Kötü insan, kötülüğü bilerek yapan kişidir.

                                                                  Adil Hacıömeroğlu

                                                                  15 Eylül 2024

 


3 yorum:

  1. Değerli , Adil öğretmenim yazınızda hepimizin farkında olduğu ancak üzerine pek düşünmediği bir konuyu ele almısınız.. İyi- kötü insan betimlemeleri çok değişken ve öznel kabul edilebilir ancak yazıda da bahsettiğiniz gibi kötülük bilerek yapılandır. İyiyi ve kötüyü ayıran budur. Her insanın yaşam defterinde çocukluk ve gençlik deneyimleri iyi kötü olmaksızın en etkili tecrübeleridir. Kötülük de iyilik de insanın içinden gelir ama insanın içini deneyimleri ve çevresi belirler. Tüm bunlara rağmen insan evladı iyiliği de kötülüğü de kendi seçer.
    Değerli, Öğretmenim yüreğinize sağlıkNiyet önemli , su gibi sakin , güzel , yararlı , yaşatıcı olmak ince düşenmek , kalp güzelliği ailede iyiliği görmek insanı kötü yapamaz .Su gibi yıkıcı , sürükleyici , üslup ‘suz düşünmeden kırıcı konuşmaksevgisiz olmak kötü niyet kötü yapar.
    iyi insan dünyanın her yerinde iyi insandır . Kendini düşünen ben egosu yüksek , kıskanç , duyarsız insan kötüdür.
    Ailemiz doğduğumuz günden itibaren bize yaptığı hareketlerle söyledikleriyle iyi insan olmamız gerektiğini haksızlık etmemizi, kul hakkını, merhameti paylaşmayı ve sevgiyi öğretti , kötülük yapana bile iyilikle yap der annem ..onun felsefesinde kötülük barınmaz …istese de kötü olamaz .Mutsuz , sevgisiz büyüyen insanlar içlerindeki değersizliği karşısındaki ne aktarırlar ..Her yerde bilinçsiz , kötü niyetini eyleme geçiren insanların azalması , iyiliğin çoğalması , iyi insanların yararlı olup dünyayı güzelleştirmesi dileğiyle iyi ki varsınız, İnsan .olmak iyi insan olmaktır . bu 👏🙏🏻🍀♥️🌹🧿📚🙋‍♀️Yazılarınızın kitap olup herkese ulaşıp okunması , kütüphanenizde yer alması temennisiyle saygılar, sağlıkla kalınız 🙏🏻Fulya Kırımoğlu👩

    YanıtlaSil
  2. Şayet küçük yaşta kemiğine işlemişse dönüşümü yok gibi.
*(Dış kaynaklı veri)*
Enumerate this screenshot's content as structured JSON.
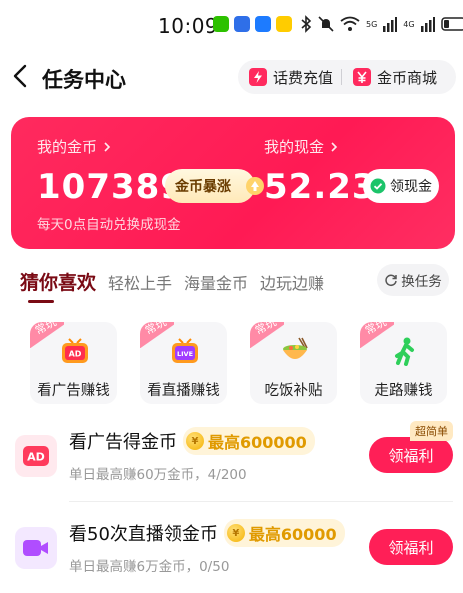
{
  "status_bar": {
    "time": "10:09",
    "network": [
      "5G",
      "4G"
    ]
  },
  "header": {
    "title": "任务中心",
    "recharge_label": "话费充值",
    "mall_label": "金币商城"
  },
  "banner": {
    "coins_label": "我的金币",
    "coins_value": "107389",
    "boost_label": "金币暴涨",
    "cash_label": "我的现金",
    "cash_value": "52.23",
    "withdraw_label": "领现金",
    "note": "每天0点自动兑换成现金",
    "colors": {
      "bg": "#ff1f57"
    }
  },
  "tabs": {
    "items": [
      "猜你喜欢",
      "轻松上手",
      "海量金币",
      "边玩边赚"
    ],
    "active_index": 0,
    "switch_label": "换任务"
  },
  "categories": [
    {
      "tag": "常玩",
      "label": "看广告赚钱",
      "icon": "tv-ad-icon"
    },
    {
      "tag": "常玩",
      "label": "看直播赚钱",
      "icon": "tv-live-icon"
    },
    {
      "tag": "常玩",
      "label": "吃饭补贴",
      "icon": "food-bowl-icon"
    },
    {
      "tag": "常玩",
      "label": "走路赚钱",
      "icon": "walking-person-icon"
    }
  ],
  "tasks": [
    {
      "title": "看广告得金币",
      "reward": "最高600000",
      "subtitle": "单日最高赚60万金币，4/200",
      "button": "领福利",
      "tag": "超简单",
      "icon": "ad-icon"
    },
    {
      "title": "看50次直播领金币",
      "reward": "最高60000",
      "subtitle": "单日最高赚6万金币，0/50",
      "button": "领福利",
      "icon": "video-camera-icon"
    }
  ]
}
Sonuçta kötü olan insan da büyük olasılıkla geri dönemiyor. Genetiğe işleme gibi bir şey, çok acı bir durum. Keşke biraz başlarda tövbe edip dönebilse insan; ama ALIŞMAK ÇOK KÖTÜ, MALESEF. EN KÖTÜ SERVET DE BU OLSA GEREK.

    YanıtlaSil
  3. Yazınızı anlamamak, kimlerden bahsettiğiniz bilmemek isterdim ama hepimizin içinde biraz da bu "kötü" yok mu? Şimdi bu yazıyı okuyup "bu biraz da benim" demeyecek sayılı insanı dışarda bırakırsak, hepimize hatırlatıcı ve öğüt verici bir yazı olmuş diyebiliriz.